Their boats were fine to have—Nu had even thought of fashioning one upon his return to his people; but to make a business of such labor—ugh! it was disgusting. Had he escaped he should have returned to the Boat Builders with his father's warriors and taken what boats he wished.
His meditations were cut short by the ceremonies which were going on about him. There had been dancing, and a certain primitive chanting, and now one of the warriors lighted the brush that surrounded the victim at the stake.
IX
THE FIGHT
After Nu, the son of Nu, had left his father and his father's people to go in search of Nat-ul and Hud, the warrior chief had sat in silence for many minutes. Beside him sat Tha, father of Nat-ul, and round about squatted the other members of the tribe. All were silent in the face of the sorrow that had overtaken their chief and his principal lieutenant. Nu and Nat-ul were great favorites among their savage fellows. Not so, however, Hud, and the anger against him was bitter.

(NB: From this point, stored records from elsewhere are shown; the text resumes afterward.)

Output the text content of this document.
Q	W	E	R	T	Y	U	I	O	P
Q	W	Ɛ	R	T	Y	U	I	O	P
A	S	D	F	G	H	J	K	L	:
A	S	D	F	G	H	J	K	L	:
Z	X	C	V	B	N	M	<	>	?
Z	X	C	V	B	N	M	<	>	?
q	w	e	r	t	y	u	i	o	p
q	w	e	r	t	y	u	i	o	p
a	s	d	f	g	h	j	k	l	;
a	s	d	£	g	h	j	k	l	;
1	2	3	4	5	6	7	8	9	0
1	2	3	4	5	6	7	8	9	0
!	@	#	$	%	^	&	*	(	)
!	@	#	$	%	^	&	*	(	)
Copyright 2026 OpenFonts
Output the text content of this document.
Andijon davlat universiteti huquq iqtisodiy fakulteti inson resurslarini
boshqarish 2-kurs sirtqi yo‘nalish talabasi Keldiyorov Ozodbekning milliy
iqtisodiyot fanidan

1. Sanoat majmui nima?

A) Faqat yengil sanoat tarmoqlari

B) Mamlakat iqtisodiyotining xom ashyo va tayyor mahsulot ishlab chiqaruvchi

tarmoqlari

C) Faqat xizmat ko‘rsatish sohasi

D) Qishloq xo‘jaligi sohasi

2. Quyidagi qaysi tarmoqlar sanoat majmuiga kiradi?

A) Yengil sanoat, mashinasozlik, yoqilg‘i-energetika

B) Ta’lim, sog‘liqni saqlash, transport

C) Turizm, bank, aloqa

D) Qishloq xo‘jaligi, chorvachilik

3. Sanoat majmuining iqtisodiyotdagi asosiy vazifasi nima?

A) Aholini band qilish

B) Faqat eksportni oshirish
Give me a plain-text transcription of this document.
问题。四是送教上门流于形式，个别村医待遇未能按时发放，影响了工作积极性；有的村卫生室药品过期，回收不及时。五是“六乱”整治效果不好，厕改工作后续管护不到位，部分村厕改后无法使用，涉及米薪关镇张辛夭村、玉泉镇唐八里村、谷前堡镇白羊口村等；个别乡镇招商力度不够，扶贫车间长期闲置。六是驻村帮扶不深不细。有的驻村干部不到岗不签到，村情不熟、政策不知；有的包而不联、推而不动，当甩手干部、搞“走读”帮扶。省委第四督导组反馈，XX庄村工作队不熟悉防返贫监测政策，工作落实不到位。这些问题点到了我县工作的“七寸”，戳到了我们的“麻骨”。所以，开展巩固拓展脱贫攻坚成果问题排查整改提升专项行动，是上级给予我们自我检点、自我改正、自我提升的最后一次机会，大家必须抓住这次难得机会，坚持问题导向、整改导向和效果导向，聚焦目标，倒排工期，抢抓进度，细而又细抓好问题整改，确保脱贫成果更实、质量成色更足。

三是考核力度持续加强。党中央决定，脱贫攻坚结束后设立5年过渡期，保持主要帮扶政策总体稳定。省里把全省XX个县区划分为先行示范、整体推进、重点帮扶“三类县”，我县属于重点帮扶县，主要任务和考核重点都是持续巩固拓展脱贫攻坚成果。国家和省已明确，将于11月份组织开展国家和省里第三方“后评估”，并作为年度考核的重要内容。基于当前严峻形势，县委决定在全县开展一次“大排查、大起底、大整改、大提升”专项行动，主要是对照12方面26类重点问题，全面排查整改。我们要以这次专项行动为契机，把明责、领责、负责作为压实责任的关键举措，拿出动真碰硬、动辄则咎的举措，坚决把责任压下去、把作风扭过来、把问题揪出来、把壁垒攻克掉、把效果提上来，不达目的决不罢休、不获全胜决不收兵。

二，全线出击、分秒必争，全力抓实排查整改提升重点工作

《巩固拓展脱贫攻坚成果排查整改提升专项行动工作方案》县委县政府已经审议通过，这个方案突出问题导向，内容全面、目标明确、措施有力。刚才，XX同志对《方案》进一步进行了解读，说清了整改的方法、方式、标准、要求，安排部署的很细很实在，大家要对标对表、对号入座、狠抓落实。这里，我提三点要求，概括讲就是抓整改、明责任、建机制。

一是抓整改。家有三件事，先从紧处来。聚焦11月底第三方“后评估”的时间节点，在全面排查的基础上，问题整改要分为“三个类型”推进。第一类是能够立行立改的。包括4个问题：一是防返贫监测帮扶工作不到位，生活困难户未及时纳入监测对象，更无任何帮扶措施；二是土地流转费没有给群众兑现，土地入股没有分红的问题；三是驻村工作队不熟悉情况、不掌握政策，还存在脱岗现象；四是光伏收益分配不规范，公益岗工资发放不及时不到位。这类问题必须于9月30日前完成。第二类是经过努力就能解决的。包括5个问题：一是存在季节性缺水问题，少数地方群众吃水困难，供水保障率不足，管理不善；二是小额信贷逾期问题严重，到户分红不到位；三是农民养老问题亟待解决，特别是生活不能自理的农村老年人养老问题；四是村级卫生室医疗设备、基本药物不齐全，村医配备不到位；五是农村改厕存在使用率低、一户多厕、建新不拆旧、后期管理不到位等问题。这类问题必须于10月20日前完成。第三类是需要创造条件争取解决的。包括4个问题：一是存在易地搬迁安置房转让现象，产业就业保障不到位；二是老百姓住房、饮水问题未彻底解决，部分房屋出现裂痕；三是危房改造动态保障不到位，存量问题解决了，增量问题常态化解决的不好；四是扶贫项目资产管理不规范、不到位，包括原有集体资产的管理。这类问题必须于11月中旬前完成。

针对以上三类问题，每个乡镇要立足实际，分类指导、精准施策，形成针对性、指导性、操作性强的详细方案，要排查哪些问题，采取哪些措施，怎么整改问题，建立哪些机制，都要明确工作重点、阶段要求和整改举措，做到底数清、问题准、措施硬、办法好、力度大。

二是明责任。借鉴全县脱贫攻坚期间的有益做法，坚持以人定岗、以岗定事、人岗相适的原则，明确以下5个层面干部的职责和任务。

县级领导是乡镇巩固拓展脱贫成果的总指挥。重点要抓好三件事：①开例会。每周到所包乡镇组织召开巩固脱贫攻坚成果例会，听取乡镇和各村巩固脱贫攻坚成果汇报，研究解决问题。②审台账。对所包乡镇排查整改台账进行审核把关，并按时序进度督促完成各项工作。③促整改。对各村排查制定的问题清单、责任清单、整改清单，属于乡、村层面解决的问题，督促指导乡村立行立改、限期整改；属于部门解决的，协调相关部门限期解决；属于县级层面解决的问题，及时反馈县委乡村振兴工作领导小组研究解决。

Presently Nu, the chief, spoke.
"We cannot go in search of a new home," he said, "leaving two of our children behind."
His listeners knew that he ignored Hud—that Hud, in bringing this sorrow upon the tribe, had forfeited his rights among them. They were satisfied that it should be so. A young warrior stood up. With his spear he drew a line upon the ground from east to west and lying just north of him.
"Nu, the son of Nu, passed through the ordeals with me—we became men and warriors upon the same day. Together we hunted our first lion." He paused, and then, pointing to the line he had drawn upon the ground, continued. "Never shall I cross this line until I have found Nu, the son of Nu."
As he ceased speaking he drew himself to his full height and with arms folded across his broad chest turned to face his chief.
From the tribe came grunts of approval. All eyes turned toward Nu. What would he do? The young warrior's act was nothing short of rebellion. Suddenly Aht, brother of Nat-ul, sprang to his feet and stood beside the defiant warrior. He said nothing—his act proclaimed his intention.
Nu, the chief, looked at the two young men from beneath his shaggy brows. The watchers were almost certain that a half smile played grimly about his grim countenance. He, too, arose. He walked to where the two stood and ranged himself beside them.
Tha was the first to guess the significance of the act, and the instant that he did so he leaped to Nu's side. Then the others understood, and a moment later the whole tribe was ranged with their backs to Dag's line, facing toward the south. They were dancing and shouting now. The men waved their stone axes or threw their long spears high in air. The women beat their palms together, and the little children ran skipping about, getting in everyone's way.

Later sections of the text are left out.